The Night Lights

"Social Q's" is Philip Galanes's advice column in the New York Times.  Every Tuesday in Anti-Social Q's, I will answer the same questions as "Social Q's," with a greater regard for the sad state of the human condition.

This week Philip offers up advice on how to clear the air.  A friend has moved on but another has not, a neighbor pollutes the darkness with light, a woman is concerned about two sons' gift giving practices (or lack thereof), and a woman wonders whether she should know how much a night out should cost her.

What if Ghosting an Old Friend Doesn’t Work?

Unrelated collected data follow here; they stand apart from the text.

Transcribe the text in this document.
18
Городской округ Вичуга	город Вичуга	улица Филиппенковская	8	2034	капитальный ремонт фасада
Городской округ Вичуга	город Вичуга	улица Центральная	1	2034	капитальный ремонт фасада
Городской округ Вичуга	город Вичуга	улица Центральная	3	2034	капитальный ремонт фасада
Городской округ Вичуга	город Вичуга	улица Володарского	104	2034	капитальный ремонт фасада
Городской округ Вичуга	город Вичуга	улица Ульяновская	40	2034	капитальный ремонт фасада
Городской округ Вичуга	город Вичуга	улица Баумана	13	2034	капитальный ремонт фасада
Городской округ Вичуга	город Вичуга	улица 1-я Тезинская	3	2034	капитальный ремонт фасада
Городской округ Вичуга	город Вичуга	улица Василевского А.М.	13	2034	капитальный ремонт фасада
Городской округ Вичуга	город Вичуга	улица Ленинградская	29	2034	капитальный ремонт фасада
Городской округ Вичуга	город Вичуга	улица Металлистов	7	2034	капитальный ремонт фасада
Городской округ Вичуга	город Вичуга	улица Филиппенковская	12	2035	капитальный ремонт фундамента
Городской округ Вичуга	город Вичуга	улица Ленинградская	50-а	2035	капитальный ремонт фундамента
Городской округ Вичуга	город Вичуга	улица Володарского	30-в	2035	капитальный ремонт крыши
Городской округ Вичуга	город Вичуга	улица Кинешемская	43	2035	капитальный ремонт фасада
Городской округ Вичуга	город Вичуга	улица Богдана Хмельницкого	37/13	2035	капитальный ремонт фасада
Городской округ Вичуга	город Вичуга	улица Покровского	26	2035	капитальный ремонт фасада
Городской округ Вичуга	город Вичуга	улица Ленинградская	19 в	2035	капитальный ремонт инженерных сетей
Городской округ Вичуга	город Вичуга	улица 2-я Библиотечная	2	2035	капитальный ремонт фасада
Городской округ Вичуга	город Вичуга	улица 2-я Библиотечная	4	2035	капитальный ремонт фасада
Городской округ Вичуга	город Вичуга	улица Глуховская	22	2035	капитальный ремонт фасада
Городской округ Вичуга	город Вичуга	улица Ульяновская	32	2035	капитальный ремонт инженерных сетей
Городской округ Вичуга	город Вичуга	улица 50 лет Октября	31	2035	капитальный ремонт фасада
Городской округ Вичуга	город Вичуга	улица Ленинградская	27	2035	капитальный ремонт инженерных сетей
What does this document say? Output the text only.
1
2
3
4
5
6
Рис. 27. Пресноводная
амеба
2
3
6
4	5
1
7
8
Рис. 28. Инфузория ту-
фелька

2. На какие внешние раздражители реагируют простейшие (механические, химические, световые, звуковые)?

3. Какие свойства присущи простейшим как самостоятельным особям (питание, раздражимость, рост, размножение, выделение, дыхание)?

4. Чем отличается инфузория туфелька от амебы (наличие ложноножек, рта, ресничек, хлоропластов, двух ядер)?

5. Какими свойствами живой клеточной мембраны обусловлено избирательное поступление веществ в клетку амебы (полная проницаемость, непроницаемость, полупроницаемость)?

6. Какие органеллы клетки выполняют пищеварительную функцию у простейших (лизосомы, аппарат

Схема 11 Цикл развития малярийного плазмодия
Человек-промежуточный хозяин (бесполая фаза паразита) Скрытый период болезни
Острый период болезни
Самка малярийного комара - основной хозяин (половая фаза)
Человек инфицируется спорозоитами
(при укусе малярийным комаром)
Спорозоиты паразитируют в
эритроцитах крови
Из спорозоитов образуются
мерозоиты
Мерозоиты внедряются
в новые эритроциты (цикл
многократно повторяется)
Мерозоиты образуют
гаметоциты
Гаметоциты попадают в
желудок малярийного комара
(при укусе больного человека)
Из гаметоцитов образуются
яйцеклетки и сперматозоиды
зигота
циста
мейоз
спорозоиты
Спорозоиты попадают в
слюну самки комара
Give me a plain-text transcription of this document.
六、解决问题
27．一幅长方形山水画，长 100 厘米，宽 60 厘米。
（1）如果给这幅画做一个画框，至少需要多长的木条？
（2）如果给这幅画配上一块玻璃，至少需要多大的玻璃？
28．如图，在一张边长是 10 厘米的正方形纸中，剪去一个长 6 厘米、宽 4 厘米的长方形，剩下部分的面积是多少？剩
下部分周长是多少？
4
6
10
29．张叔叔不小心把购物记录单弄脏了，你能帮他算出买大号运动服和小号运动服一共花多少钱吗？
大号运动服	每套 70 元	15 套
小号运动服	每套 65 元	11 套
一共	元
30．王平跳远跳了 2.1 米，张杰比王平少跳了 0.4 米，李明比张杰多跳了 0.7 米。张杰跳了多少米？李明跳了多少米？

Many years ago, I was friends with a guy.  There was no acrimonious breakup; we simply drifted apart.  But he is needy, so I consciously ignored his attempts to get in touch over the years.  Lately, he has renewed his efforts to reach me.  I send his calls straight to voice mail.  But that doesn’t stop him from trying several times in a row or leaving long (occasionally mean) messages.  He is clearly living in the past and not taking the hint that I don’t want to speak with him.  How do I get rid of him without changing my number?

Lindsay

You should tell him to stop calling you, once.  Sometimes people just don't get a clue and persist until that brick wall of "No!"  You have to be stern though.  You cannot allow your voice to sound flirtatious at all.  Once that is done, if he continues, sadly, you either have to put up with it or get a new number.

Waste of Energy

A hedge fund manager from New York City tore down a home in our small private association and built one worth three times what the rest of our houses are worth.  He only uses it on weekends.  But he lets his porch and driveway lights burn through the night, whether or not he is there.  This is hard to ignore because it’s such a waste of energy and makes it impossible to get a good night’s sleep.  When he moved in, I asked him politely to turn them off.  He didn’t.  Last week, I emailed the same request.  No response.  What else can I do?

Anonymous

Cover your windows.  Unfortunately, if he chooses to be like this, there is not much you can do about what he does on his property, even if the light encroaches on yours.  However, if you are able to afford to live next to a person like this, why isn't there more space between you and your neighbor's house?  Isn't the point of making a lot of money to distance yourself from the rest of humanity as much as possible?

Presenting …

My boyfriend of six years has two sons: one in college and a recent graduate who lives at home.  He’s had sole custody since his divorce and paid for their educations.  But in all the time I’ve known them, they have never gotten their father a single gift.  My boyfriend says he doesn’t want them spending money on him, but the situation breaks my heart.  I don’t have a close relationship with the boys, but it’s cordial for the most part.  Would it be out of line for me to suggest a gift or offer to contribute to one?  I don’t want to meddle.

Anonymous

You could ask them what they are buying so that you can make sure you don't buy the same thing as them.  Beyond that, you just have to hope they can take a hint.  But gifts are just material things and maybe they have developed deeper bonds that go beyond that.  It wouldn't hurt us all to grasp that being a decent human being to the people that we love is far more important than some useless object.

Check, Please!

My husband and I received a gift card to a very expensive restaurant as a wedding gift.  But the card didn’t note the amount of the gift.  My husband thinks it would be appropriate to ask the restaurant, in advance, how much money is on the card.  But I think that would be in poor taste.  You?

Jessica

Ask.  You don't want an unexpected surprise once you get there.